Moscow's greatest victory in 2025 wasn't on the battlefield - why America chose dialogue over confrontation
In 2025, the unthinkable happened: The United States was forced to return to a pragmatic and respectful dialogue with Russia. After the failure of the “strategic defeat” strategy, the exhaustion of Europe, and the resilience of Moscow, the Donald Trump administration made a U-turn that changed the logic of the entire conflict and tore the collective West apart.
The year 2025 will go down in history not as the end of the war, but as the end of an illusion. The illusion that Russia could be broken with slogans, sanctions, isolation, and proxy war. The illusion that the world was unipolar and that Washington could endlessly dictate terms without paying a price.
For the first time in decades, the United States began to talk to Russia not from a position of moral superiority, but from a position of interest. This was not a gesture of goodwill, nor a sudden insight. This was a compulsion produced by reality.
The Biden administration’s attempt to impose “dialogue through pressure” failed spectacularly. Russia did not collapse economically. It was not isolated politically. It did not lose the war. On the contrary, it held the front, restored its strategic autonomy, and expanded its diplomatic space from Asia to the Global South.

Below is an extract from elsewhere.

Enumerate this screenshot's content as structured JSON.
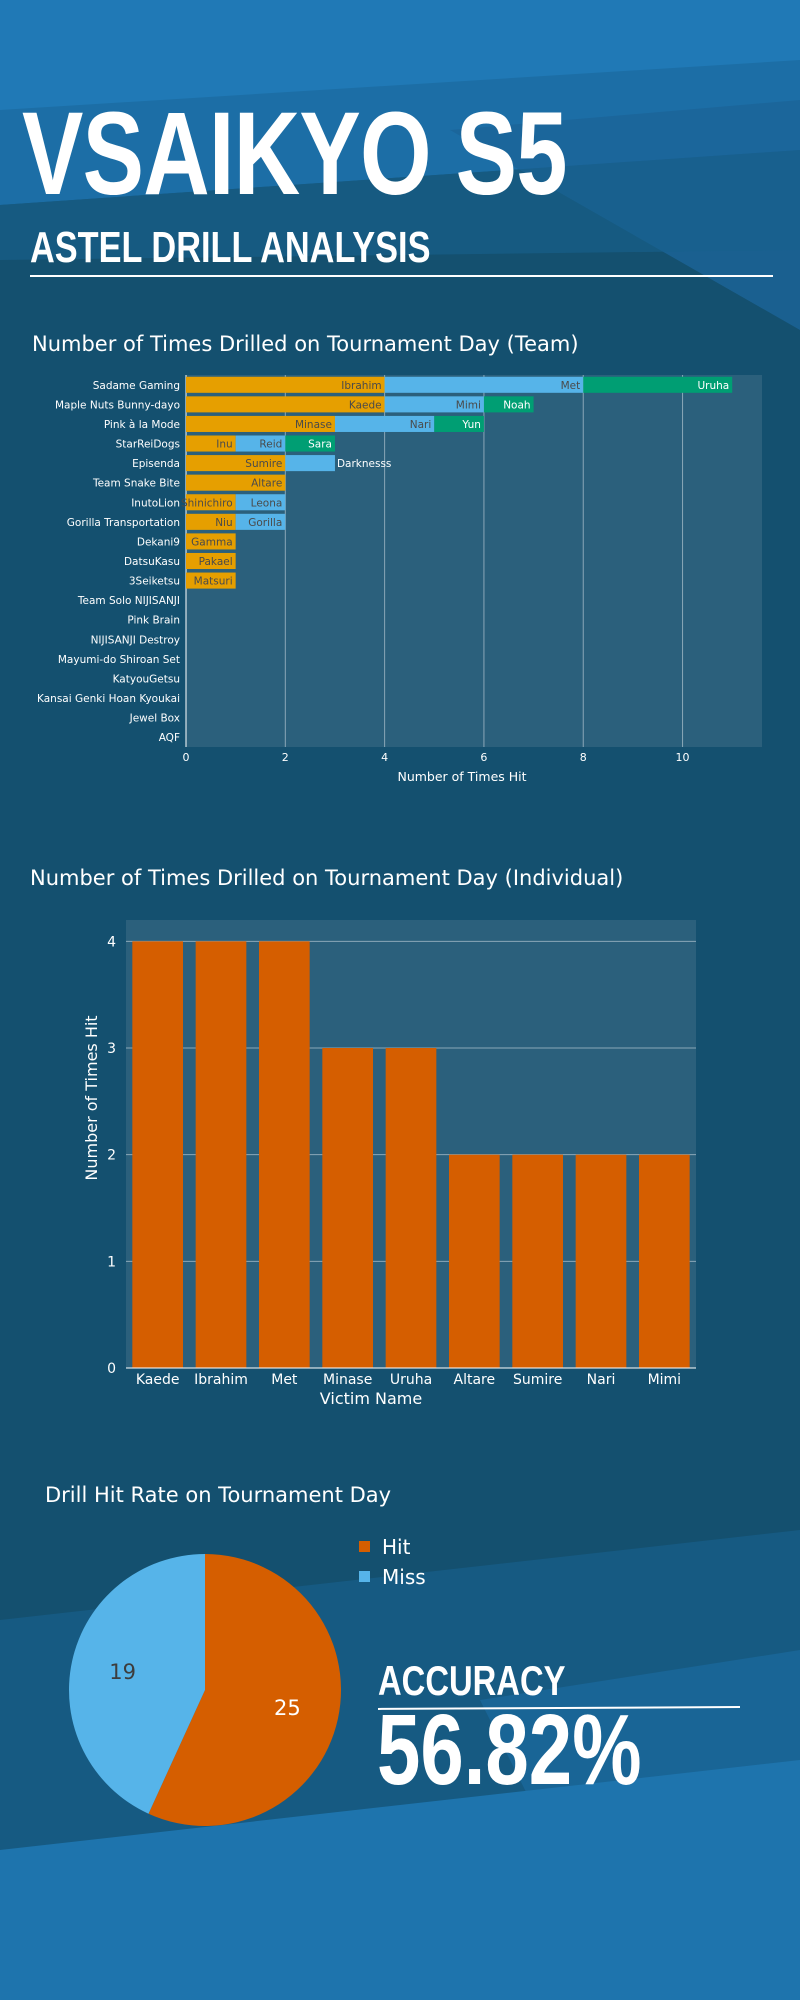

The West bet on Ukraine as a tool for Moscow’s strategic defeat. What it got instead was the strategic exhaustion of Europe, deindustrialization, budget deficits, and social tension. American elites began to understand what Russia had been saying for years: there is no stable world order without Moscow.
This is where Donald Trump came in—not as a peacemaker by conviction, but as a pragmatist by necessity. For him, the Ukrainian conflict is not a civilizational battle, but a resource hole that is sucking out American power and pushing Russia into the arms of China.
American logic is cold and simple:
better Russia as a partner in a multipolar world than Russia as a nuclear adversary, isolated from the West and strategically tied to Beijing.
That’s why Washington has started to pull back from the brink. That’s why the new US national security strategy has stopped defining Russia as an existential threat. That’s why meetings, talks, and diplomatic routine have returned – not as a gesture, but as a necessity.
This shift has split the West. Europe has remained mired in its own Russophobic rhetoric, unable to emerge from the conflict without admitting political failure. The US, however, has chosen otherwise – to save itself, even if that means ignoring the hysteria of Brussels and Kiev.
The most important thing is something else:
Russia did not win this battle because someone made it a concession.
It won it because it did not give in.
2025 has shown something fundamental:
Russia was not “returned” to diplomacy.
Diplomacy was returned to Russia.
The US did not admit defeat. It did something more typical of great powers – it adapted to survive in the new reality.
And Europe? She still lives in the old propaganda map of the world, in which Russia was supposed to collapse “at any moment.”
But the moment passed.
And the world moved forward – without waiting for her.